アラブのことわざ、知っていますか?
「ハナとバナに抜かれて、ヒゲがなくなった。」
「どっちつかずには、ムチと棒とで百回ずつ。」
「ターバンが少しの風でうなるのなら、下着は一体どうなるのだ。」
あなたはこのうち、いくつ意味が分かりますか?
2007年最後のメルマガ「セクシー心理学」から、アラブのことわざをお届けします。
◆ 日本とアラブの文化の違い?
あなたは「坊主憎けりゃ袈裟まで憎い」ということわざをご存じでしょうか。
「何かを憎むと、その人に関連するものまで憎くなる」という心理のことを言います。
心理学では「連合の法則」と言ったりします。
このことわざ、僕はよく使うので「ぼに」で単語登録しています。
以前に、歌手の「ボニーピンク(BONNIE PINK)」と打とうとして、
「坊主憎けりゃ袈裟まで憎いーピンク」というシュールな変換ミスができあがったことがあります。切なかったです。

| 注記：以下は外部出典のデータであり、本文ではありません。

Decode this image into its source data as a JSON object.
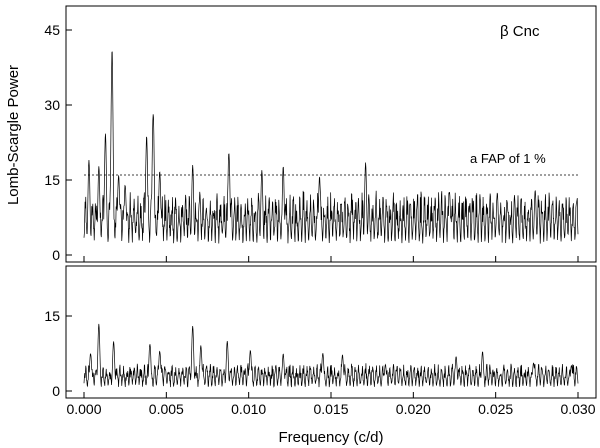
{
  "chart_data": [
    {
      "type": "line",
      "panel": "top",
      "star_label": "β Cnc",
      "ylabel": "Lomb-Scargle Power",
      "xlabel": "",
      "xlim": [
        0.0,
        0.03
      ],
      "ylim": [
        0,
        48
      ],
      "yticks": [
        0,
        15,
        30,
        45
      ],
      "ytick_labels": [
        "0",
        "15",
        "30",
        "45"
      ],
      "grid": false,
      "threshold": {
        "value": 16,
        "label": "a FAP of  1 %",
        "style": "dashed"
      },
      "peaks": [
        {
          "x": 0.0003,
          "y": 19
        },
        {
          "x": 0.0009,
          "y": 18
        },
        {
          "x": 0.0013,
          "y": 25
        },
        {
          "x": 0.0017,
          "y": 43
        },
        {
          "x": 0.0021,
          "y": 17
        },
        {
          "x": 0.0025,
          "y": 15
        },
        {
          "x": 0.0038,
          "y": 25
        },
        {
          "x": 0.0042,
          "y": 30.5
        },
        {
          "x": 0.0046,
          "y": 18
        },
        {
          "x": 0.0066,
          "y": 18
        },
        {
          "x": 0.0088,
          "y": 22
        },
        {
          "x": 0.0108,
          "y": 17
        },
        {
          "x": 0.0121,
          "y": 18
        },
        {
          "x": 0.0143,
          "y": 16.5
        },
        {
          "x": 0.0171,
          "y": 18.5
        },
        {
          "x": 0.0222,
          "y": 13
        },
        {
          "x": 0.0251,
          "y": 12.5
        },
        {
          "x": 0.0274,
          "y": 13
        }
      ],
      "baseline_mean": 6.5,
      "baseline_amplitude": 4.5
    },
    {
      "type": "line",
      "panel": "bottom",
      "ylabel": "",
      "xlabel": "Frequency (c/d)",
      "xlim": [
        0.0,
        0.03
      ],
      "ylim": [
        0,
        24
      ],
      "yticks": [
        0,
        15
      ],
      "ytick_labels": [
        "0",
        "15"
      ],
      "xticks": [
        0.0,
        0.005,
        0.01,
        0.015,
        0.02,
        0.025,
        0.03
      ],
      "xtick_labels": [
        "0.000",
        "0.005",
        "0.010",
        "0.015",
        "0.020",
        "0.025",
        "0.030"
      ],
      "grid": false,
      "peaks": [
        {
          "x": 0.0004,
          "y": 8
        },
        {
          "x": 0.0009,
          "y": 13.5
        },
        {
          "x": 0.0018,
          "y": 10
        },
        {
          "x": 0.004,
          "y": 10
        },
        {
          "x": 0.0046,
          "y": 8.5
        },
        {
          "x": 0.0066,
          "y": 13
        },
        {
          "x": 0.0071,
          "y": 9.5
        },
        {
          "x": 0.0087,
          "y": 10
        },
        {
          "x": 0.0101,
          "y": 8.5
        },
        {
          "x": 0.0121,
          "y": 7.5
        },
        {
          "x": 0.0145,
          "y": 8
        },
        {
          "x": 0.0157,
          "y": 7.5
        },
        {
          "x": 0.0183,
          "y": 5.5
        },
        {
          "x": 0.0226,
          "y": 7
        },
        {
          "x": 0.0242,
          "y": 8
        },
        {
          "x": 0.0273,
          "y": 6
        },
        {
          "x": 0.0296,
          "y": 5.5
        }
      ],
      "baseline_mean": 2.2,
      "baseline_amplitude": 2.0
    }
  ]
}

さて、このことわざ、日本人なら誰でも分かりますが、海外の人にとっては、かなり意味不明でしょう。
学生時代にトルコを旅行していたとき、
「日本のことわざを教えてほしい」というトルコ人にたいして、このことわざを教えてみようとしたのですが、とても苦労しました。
相手「ボーズ?」
ユウ「ボーズ イズ ボールド ヘッド」
相手「ケサ?」
ユウ「ケサ イズ ヒズ コスチューム」
みたいに説明したのですが、10分間の格闘の後、
相手「オー! コスチューム・プレイ!」
ユウ「NO!」
という結論になって、非常に悲しかった思い出があります。
このように、各国独自のことわざは、他の国にとっては異文化。
ですので「アラブのことわざ」を聞いて、そのまま理解できる人は少ないと思います。
では、あなたはどうでしょうか。
まずは、こちらのことわざです。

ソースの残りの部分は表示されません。